The influence of flux rope heating models on solar prominence formation

TL;DR

This study investigates how different heating models influence solar prominence formation, introducing a new dynamic 2D flux rope heating model that accounts for the 3D topology, and compares their effects on prominence morphology and evolution.

Contribution

The paper presents a novel dynamic 2D flux rope heating model that incorporates the 3D topology, improving upon earlier static models and enhancing understanding of prominence formation processes.

Findings

Heating models significantly affect prominence morphology and evolution.

Local parameter-based heating results in a large, low-altitude condensation.

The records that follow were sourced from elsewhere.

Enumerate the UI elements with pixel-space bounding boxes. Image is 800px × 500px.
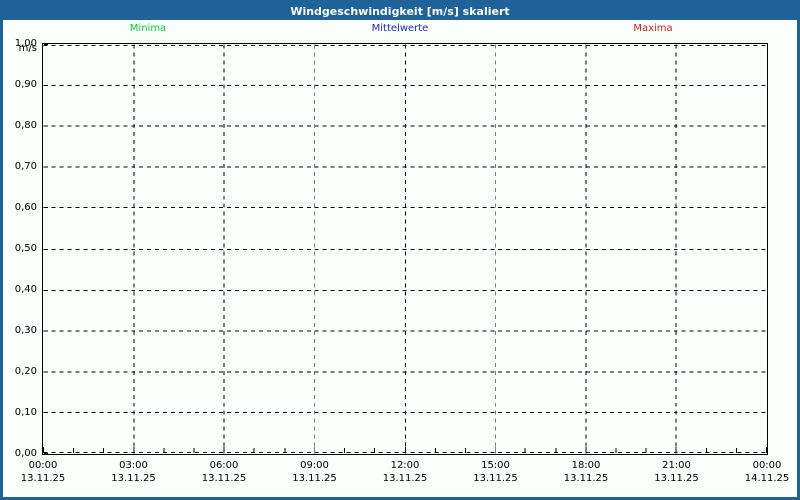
x-axis-tick-time: 03:00 <box>119 460 148 471</box>
legend-item-minima: Minima <box>129 23 167 34</box>
y-axis-tick-label: 0,50 <box>14 243 37 254</box>
y-axis-unit-label: m/s <box>18 43 37 54</box>
x-axis-tick-date: 13.11.25 <box>473 473 518 484</box>
y-axis-tick-label: 0,00 <box>14 448 37 459</box>
x-axis-tick-time: 06:00 <box>209 460 239 471</box>
x-axis-tick-date: 13.11.25 <box>20 473 66 484</box>
y-axis-tick-label: 0,40 <box>14 284 37 295</box>
x-axis-tick-time: 00:00 <box>28 460 58 471</box>
x-axis-tick-date: 13.11.25 <box>111 473 156 484</box>
legend-item-maxima: Maxima <box>633 23 673 34</box>
x-axis-tick-label: 09:00 13.11.25 <box>280 459 350 485</box>
plot-area <box>42 43 768 455</box>
x-axis-tick-date: 13.11.25 <box>292 473 337 484</box>
y-axis-tick-label: 0,90 <box>14 79 37 90</box>
x-axis-tick-label: 00:00 14.11.25 <box>732 459 800 485</box>
x-axis-tick-label: 00:00 13.11.25 <box>8 459 78 485</box>
x-axis-tick-time: 18:00 <box>571 460 601 471</box>
x-axis-tick-label: 06:00 13.11.25 <box>189 459 259 485</box>
x-axis-tick-label: 12:00 13.11.25 <box>370 459 440 485</box>
y-axis-tick-label: 0,30 <box>14 325 37 336</box>
y-axis-tick-label: 0,60 <box>14 202 37 213</box>
y-axis-tick-label: 0,80 <box>14 120 37 131</box>
chart-legend: Minima Mittelwerte Maxima <box>3 20 797 38</box>
x-axis-tick-time: 21:00 <box>662 460 691 471</box>
y-axis-tick-label: 0,70 <box>14 161 37 172</box>
y-axis-tick-label: 0,20 <box>14 366 37 377</box>
x-axis-tick-date: 13.11.25 <box>654 473 699 484</box>
x-axis-tick-date: 14.11.25 <box>744 473 790 484</box>
x-axis-tick-label: 18:00 13.11.25 <box>551 459 621 485</box>
x-axis-tick-time: 09:00 <box>300 460 329 471</box>
x-axis-tick-time: 15:00 <box>481 460 510 471</box>
y-axis-tick-label: 0,10 <box>14 407 37 418</box>
y-axis-tick-label: 1,00 <box>14 38 37 49</box>
x-axis-tick-time: 12:00 <box>390 460 420 471</box>
x-axis-tick-label: 21:00 13.11.25 <box>642 459 712 485</box>
x-axis-tick-date: 13.11.25 <box>563 473 609 484</box>
legend-item-mittelwerte: Mittelwerte <box>371 23 429 34</box>
x-axis-tick-date: 13.11.25 <box>382 473 428 484</box>
chart-gridlines <box>43 44 767 454</box>
x-axis-tick-label: 15:00 13.11.25 <box>461 459 531 485</box>
x-axis-tick-label: 03:00 13.11.25 <box>99 459 169 485</box>
page-title: Windgeschwindigkeit [m/s] skaliert <box>3 3 797 20</box>
x-axis-tick-time: 00:00 <box>752 460 782 471</box>
x-axis-tick-date: 13.11.25 <box>201 473 247 484</box>
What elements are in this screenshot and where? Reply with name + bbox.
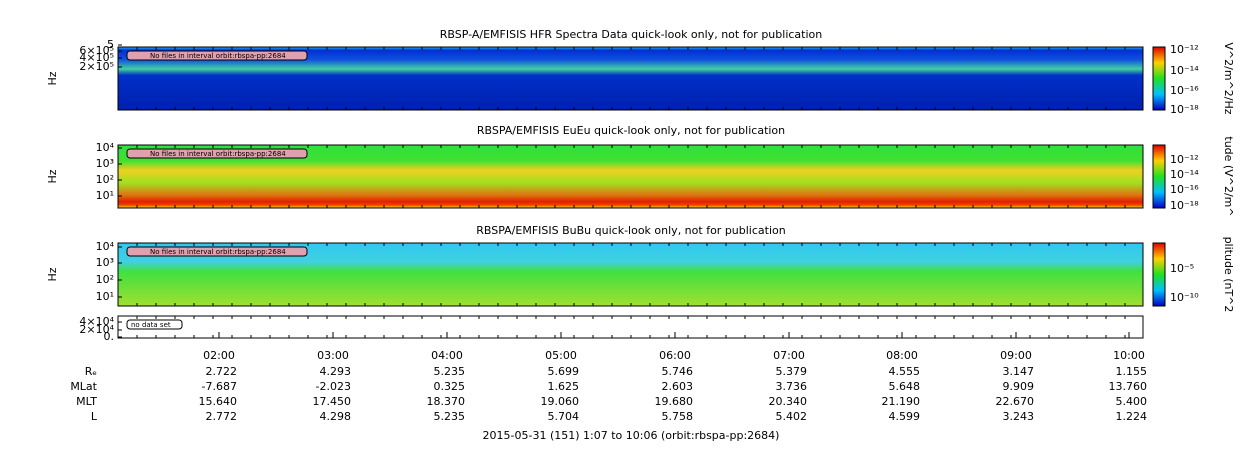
note: no data set xyxy=(131,321,171,329)
ephemeris-value: 5.379 xyxy=(776,365,808,378)
x-tick-label: 03:00 xyxy=(317,349,349,362)
x-tick-label: 04:00 xyxy=(431,349,463,362)
panel-frame xyxy=(117,315,1144,339)
colorbar-tick-label: 10⁻¹⁴ xyxy=(1170,64,1199,77)
y-tick-label: 6×10⁵ xyxy=(79,44,114,57)
ephemeris-value: 1.224 xyxy=(1116,410,1148,423)
panel-title: RBSPA/EMFISIS EuEu quick-look only, not … xyxy=(477,124,785,137)
colorbar-tick-label: 10⁻¹⁰ xyxy=(1170,291,1199,304)
ephemeris-value: -2.023 xyxy=(316,380,351,393)
colorbar xyxy=(1152,46,1166,111)
note-box xyxy=(126,148,308,159)
colorbar xyxy=(1152,144,1166,209)
panel-title: RBSP-A/EMFISIS HFR Spectra Data quick-lo… xyxy=(440,28,823,41)
ephemeris-value: 20.340 xyxy=(769,395,808,408)
x-tick-label: 07:00 xyxy=(773,349,805,362)
ephemeris-value: 13.760 xyxy=(1109,380,1148,393)
colorbar-tick-label: 10⁻¹² xyxy=(1170,43,1199,56)
x-tick-label: 08:00 xyxy=(886,349,918,362)
y-tick-label: 4×10⁴ xyxy=(79,315,114,328)
ephemeris-value: 0.325 xyxy=(434,380,466,393)
ephemeris-value: 5.235 xyxy=(434,410,466,423)
y-tick-label: 0. xyxy=(104,330,115,343)
colorbar-tick-label: 10⁻¹⁸ xyxy=(1170,199,1199,212)
y-tick-label: 4×10⁵ xyxy=(79,51,114,64)
ephemeris-value: 1.625 xyxy=(548,380,580,393)
ephemeris-label: Rₑ xyxy=(85,365,97,378)
colorbar-tick-label: 10⁻¹⁶ xyxy=(1170,183,1199,196)
y-axis-label: Hz xyxy=(46,169,59,183)
colorbar xyxy=(1152,242,1166,307)
note: No files in interval orbit:rbspa-pp:2684 xyxy=(150,52,286,60)
x-tick-label: 05:00 xyxy=(545,349,577,362)
ephemeris-value: 2.722 xyxy=(206,365,238,378)
y-tick-label: 10¹ xyxy=(96,290,114,303)
y-tick-label: 10⁴ xyxy=(96,141,115,154)
ephemeris-value: 5.235 xyxy=(434,365,466,378)
y-tick-label: 5 xyxy=(107,38,114,51)
colorbar-label: V^2/m^2/Hz xyxy=(1222,42,1235,114)
x-tick-label: 02:00 xyxy=(203,349,235,362)
y-tick-label: 2×10⁵ xyxy=(79,60,114,73)
note-box xyxy=(126,246,308,257)
ephemeris-value: 5.699 xyxy=(548,365,580,378)
colorbar-label: plitude (nT^2 xyxy=(1222,237,1235,313)
ephemeris-value: 4.555 xyxy=(889,365,921,378)
colorbar-tick-label: 10⁻¹⁴ xyxy=(1170,168,1199,181)
ephemeris-label: MLat xyxy=(70,380,97,393)
colorbar-tick-label: 10⁻¹² xyxy=(1170,153,1199,166)
ephemeris-value: 22.670 xyxy=(996,395,1035,408)
ephemeris-value: 21.190 xyxy=(882,395,921,408)
x-tick-label: 09:00 xyxy=(1000,349,1032,362)
colorbar-label: tude (V^2/m^ xyxy=(1222,136,1235,216)
note-box xyxy=(126,50,308,61)
ephemeris-value: 3.736 xyxy=(776,380,808,393)
ephemeris-label: MLT xyxy=(76,395,97,408)
colorbar-tick-label: 10⁻¹⁸ xyxy=(1170,103,1199,116)
ephemeris-value: 2.603 xyxy=(662,380,694,393)
ephemeris-label: L xyxy=(91,410,98,423)
x-tick-label: 06:00 xyxy=(659,349,691,362)
colorbar-tick-label: 10⁻¹⁶ xyxy=(1170,84,1199,97)
note: No files in interval orbit:rbspa-pp:2684 xyxy=(150,248,286,256)
ephemeris-value: -7.687 xyxy=(202,380,237,393)
ephemeris-value: 5.746 xyxy=(662,365,694,378)
ephemeris-value: 3.147 xyxy=(1003,365,1035,378)
ephemeris-value: 5.704 xyxy=(548,410,580,423)
y-tick-label: 10³ xyxy=(96,157,114,170)
ephemeris-value: 17.450 xyxy=(313,395,352,408)
ephemeris-value: 5.402 xyxy=(776,410,808,423)
y-axis-label: Hz xyxy=(46,267,59,281)
note-box xyxy=(126,319,183,330)
ephemeris-value: 5.758 xyxy=(662,410,694,423)
colorbar-tick-label: 10⁻⁵ xyxy=(1170,262,1194,275)
y-tick-label: 10² xyxy=(96,173,114,186)
ephemeris-value: 3.243 xyxy=(1003,410,1035,423)
ephemeris-value: 18.370 xyxy=(427,395,466,408)
y-tick-label: 10⁴ xyxy=(96,240,115,253)
y-tick-label: 10² xyxy=(96,273,114,286)
y-axis-label: Hz xyxy=(46,71,59,85)
ephemeris-value: 4.298 xyxy=(320,410,352,423)
panel-title: RBSPA/EMFISIS BuBu quick-look only, not … xyxy=(476,224,786,237)
ephemeris-value: 2.772 xyxy=(206,410,238,423)
ephemeris-value: 4.293 xyxy=(320,365,352,378)
y-tick-label: 2×10⁴ xyxy=(79,323,114,336)
footer: 2015-05-31 (151) 1:07 to 10:06 (orbit:rb… xyxy=(483,429,780,442)
ephemeris-value: 9.909 xyxy=(1003,380,1035,393)
ephemeris-value: 5.648 xyxy=(889,380,921,393)
ephemeris-value: 4.599 xyxy=(889,410,921,423)
ephemeris-value: 1.155 xyxy=(1116,365,1148,378)
ephemeris-value: 19.060 xyxy=(541,395,580,408)
y-tick-label: 10¹ xyxy=(96,189,114,202)
x-tick-label: 10:00 xyxy=(1113,349,1145,362)
note: No files in interval orbit:rbspa-pp:2684 xyxy=(150,150,286,158)
ephemeris-value: 5.400 xyxy=(1116,395,1148,408)
ephemeris-value: 15.640 xyxy=(199,395,238,408)
y-tick-label: 10³ xyxy=(96,256,114,269)
ephemeris-value: 19.680 xyxy=(655,395,694,408)
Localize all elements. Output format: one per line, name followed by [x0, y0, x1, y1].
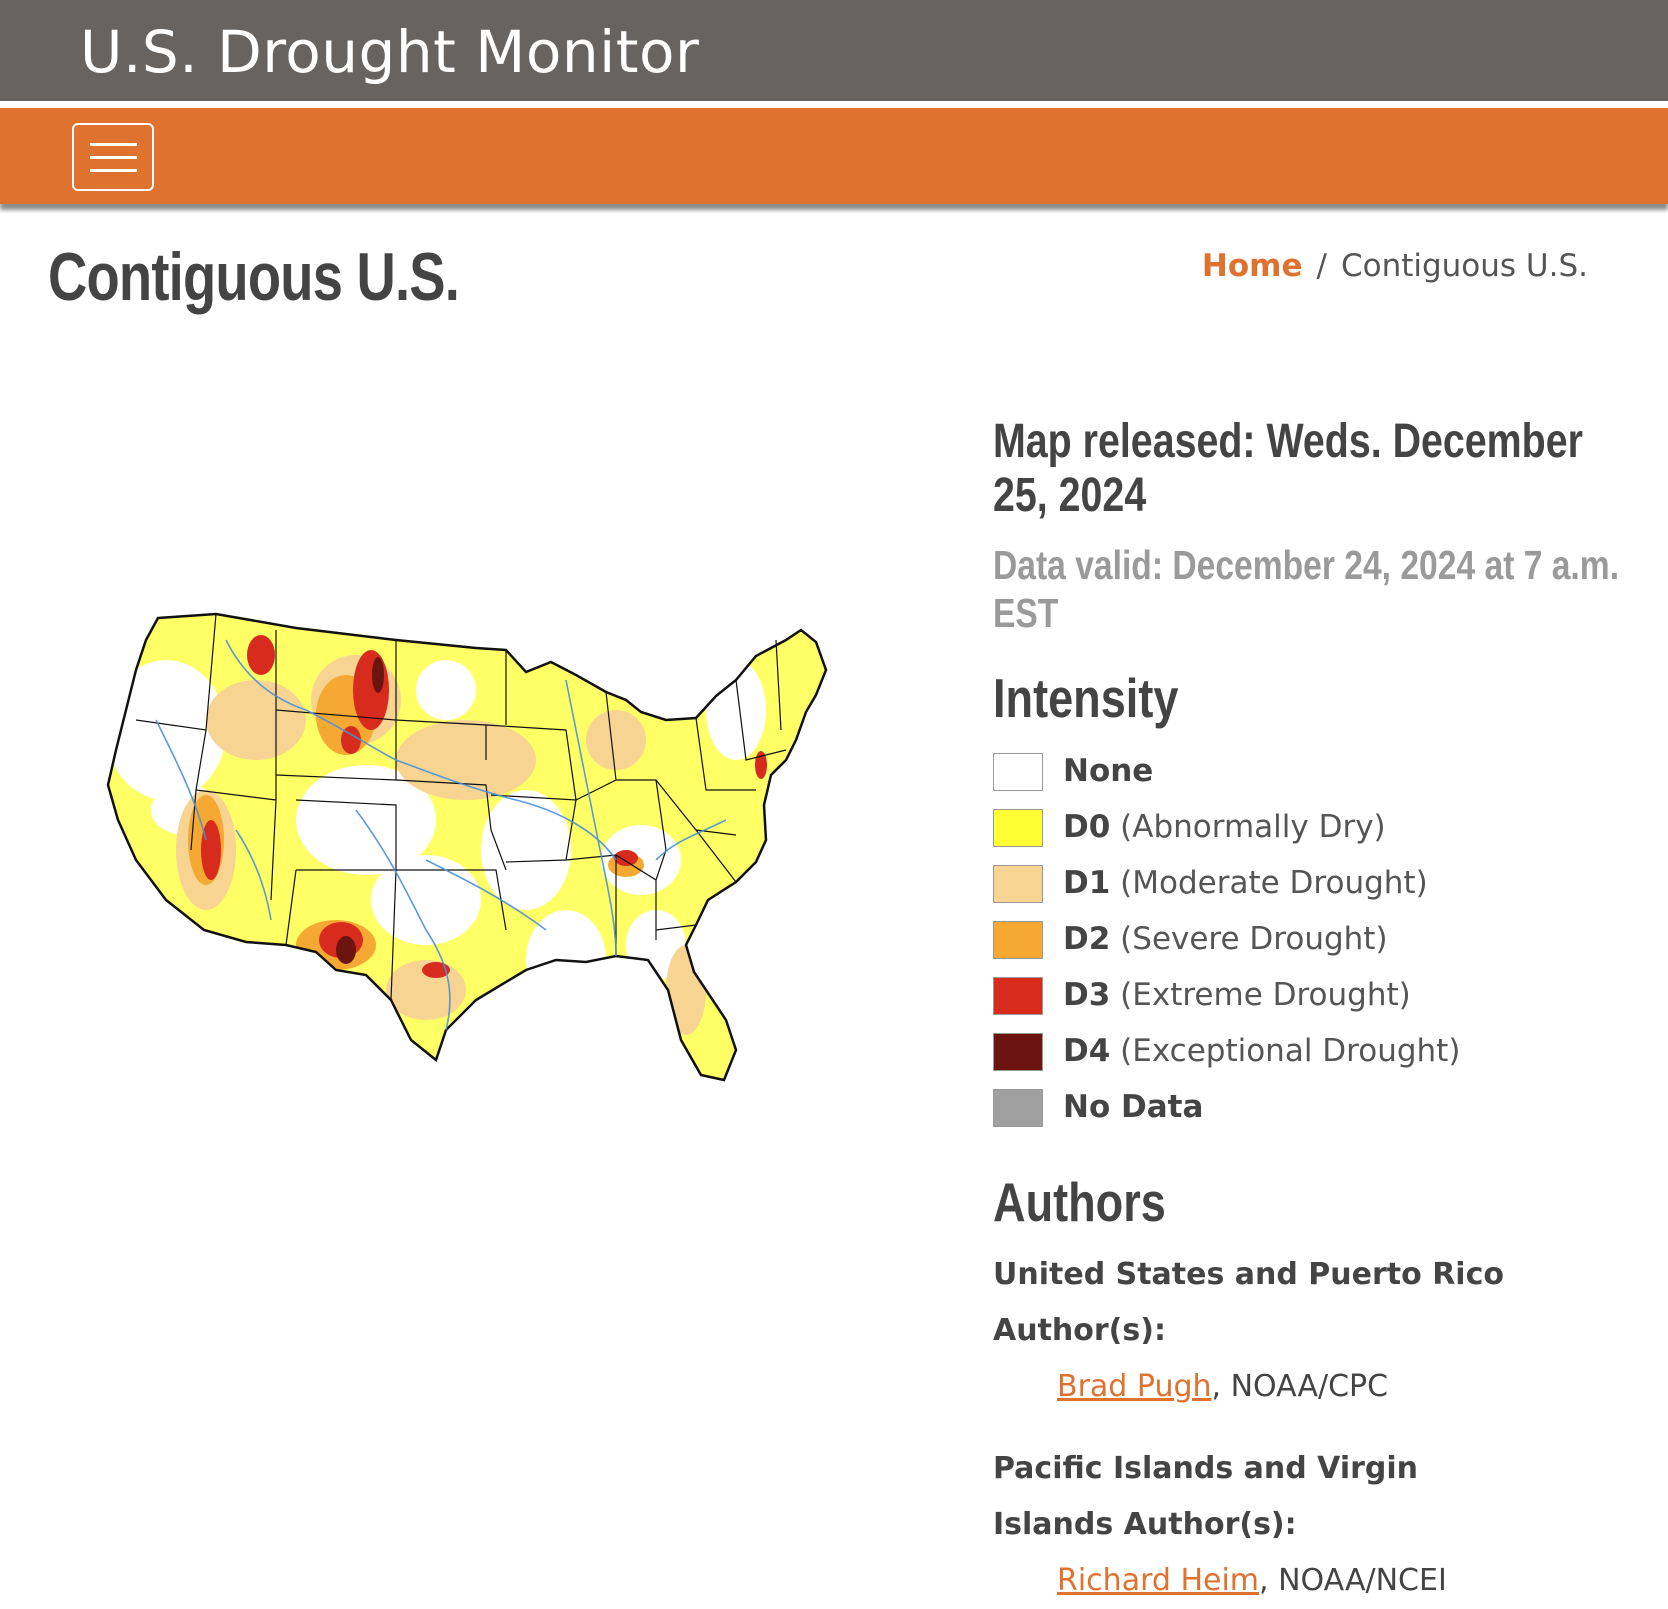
legend-item: D2 (Severe Drought) — [993, 917, 1633, 973]
legend-label: (Extreme Drought) — [1120, 977, 1411, 1013]
page-title: Contiguous U.S. — [48, 239, 460, 315]
breadcrumb-home-link[interactable]: Home — [1201, 248, 1303, 284]
site-header: U.S. Drought Monitor — [0, 0, 1668, 101]
intensity-heading: Intensity — [993, 667, 1179, 729]
author-entry: Richard Heim, NOAA/NCEI — [1057, 1553, 1633, 1609]
breadcrumb: Home / Contiguous U.S. — [1202, 248, 1588, 284]
map-info-panel: Map released: Weds. December 25, 2024 Da… — [993, 415, 1633, 1609]
legend-swatch-d3 — [993, 977, 1043, 1015]
legend-label: No Data — [1063, 1089, 1204, 1125]
data-valid-date: Data valid: December 24, 2024 at 7 a.m. … — [993, 542, 1620, 636]
map-released-date: Map released: Weds. December 25, 2024 — [993, 415, 1583, 522]
legend-item: None — [993, 749, 1633, 805]
hamburger-menu-button[interactable] — [72, 123, 154, 191]
legend-swatch-d1 — [993, 865, 1043, 903]
breadcrumb-current: Contiguous U.S. — [1340, 248, 1588, 284]
legend-item: D3 (Extreme Drought) — [993, 973, 1633, 1029]
legend-code: D1 — [1063, 865, 1111, 901]
legend-item: No Data — [993, 1085, 1633, 1141]
legend-item: D1 (Moderate Drought) — [993, 861, 1633, 917]
author-link[interactable]: Brad Pugh — [1057, 1369, 1212, 1404]
author-link[interactable]: Richard Heim — [1057, 1563, 1260, 1598]
author-org: , NOAA/CPC — [1211, 1369, 1389, 1404]
author-org: , NOAA/NCEI — [1259, 1563, 1447, 1598]
legend-item: D0 (Abnormally Dry) — [993, 805, 1633, 861]
authors-heading: Authors — [993, 1171, 1166, 1233]
author-group-title: United States and Puerto Rico Author(s): — [993, 1257, 1504, 1348]
nav-bar — [0, 108, 1668, 204]
legend-label: (Severe Drought) — [1120, 921, 1388, 957]
legend-code: D4 — [1063, 1033, 1111, 1069]
hamburger-icon — [90, 169, 137, 172]
hamburger-icon — [90, 143, 137, 146]
legend-label: (Abnormally Dry) — [1120, 809, 1386, 845]
legend-swatch-d0 — [993, 809, 1043, 847]
intensity-legend: None D0 (Abnormally Dry) D1 (Moderate Dr… — [993, 749, 1633, 1141]
author-group-title: Pacific Islands and Virgin Islands Autho… — [993, 1451, 1419, 1542]
legend-code: D3 — [1063, 977, 1111, 1013]
legend-swatch-none — [993, 753, 1043, 791]
drought-map[interactable] — [96, 600, 906, 1120]
breadcrumb-separator: / — [1316, 248, 1327, 284]
legend-swatch-d4 — [993, 1033, 1043, 1071]
drought-map-image — [106, 612, 828, 1082]
author-entry: Brad Pugh, NOAA/CPC — [1057, 1359, 1633, 1415]
hamburger-icon — [90, 156, 137, 159]
legend-label: (Moderate Drought) — [1120, 865, 1428, 901]
legend-code: D0 — [1063, 809, 1111, 845]
site-title[interactable]: U.S. Drought Monitor — [80, 18, 700, 86]
legend-item: D4 (Exceptional Drought) — [993, 1029, 1633, 1085]
legend-code: D2 — [1063, 921, 1111, 957]
legend-label: None — [1063, 753, 1154, 789]
authors-list: United States and Puerto Rico Author(s):… — [993, 1247, 1633, 1609]
legend-swatch-d2 — [993, 921, 1043, 959]
legend-label: (Exceptional Drought) — [1120, 1033, 1461, 1069]
legend-swatch-no-data — [993, 1089, 1043, 1127]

Exponential heating leads to multiple smaller blobs that migrate within the flux rope.

Abstract

Aims. We begin by exploring the influence of two classes of commonly adopted heating models on the formation behaviour of solar prominences. These models consider either an exponential variation dependent on height alone, or local density and magnetic field conditions. We highlight and address some of the limitations inherent to these early approximations by proposing a new, dynamic 2D flux rope heating model that qualitatively accounts for the 3D topology of the twisted flux rope field. Methods. We performed 2.5D grid-adaptive numerical simulations of prominence formation via the levitation-condensation mechanism. A linear force-free arcade is subjected to shearing and converging motions, leading to the formation of a flux rope containing material that may succumb to thermal instability. The eventual formation and subsequent evolution of prominence condensations was then quantified as a function of the specific background heating prescription adopted. For the simulations that consider the topology of the flux rope, reduced heating was considered within a dynamically evolving ellipse that traces the flux rope cross-section. This ellipse is centred on the flux rope axis and tracked during runtime using an approach based on the instantaneous magnetic field curvature. Results. We find that the nature of the heating model is clearly imprinted on the evolution and morphology of any resulting prominences: one large, low-altitude condensation is obtained for the heating model based on local parameters, while the exponential model leads to the additional formation of smaller blobs throughout the flux rope which then relocate as they tend towards achieving hydrostatic equilibrium. Finally, a study of the condensation process in phase space reveals a non-isobaric evolution with an eventual recovery of uniform pressure balance along flux surfaces.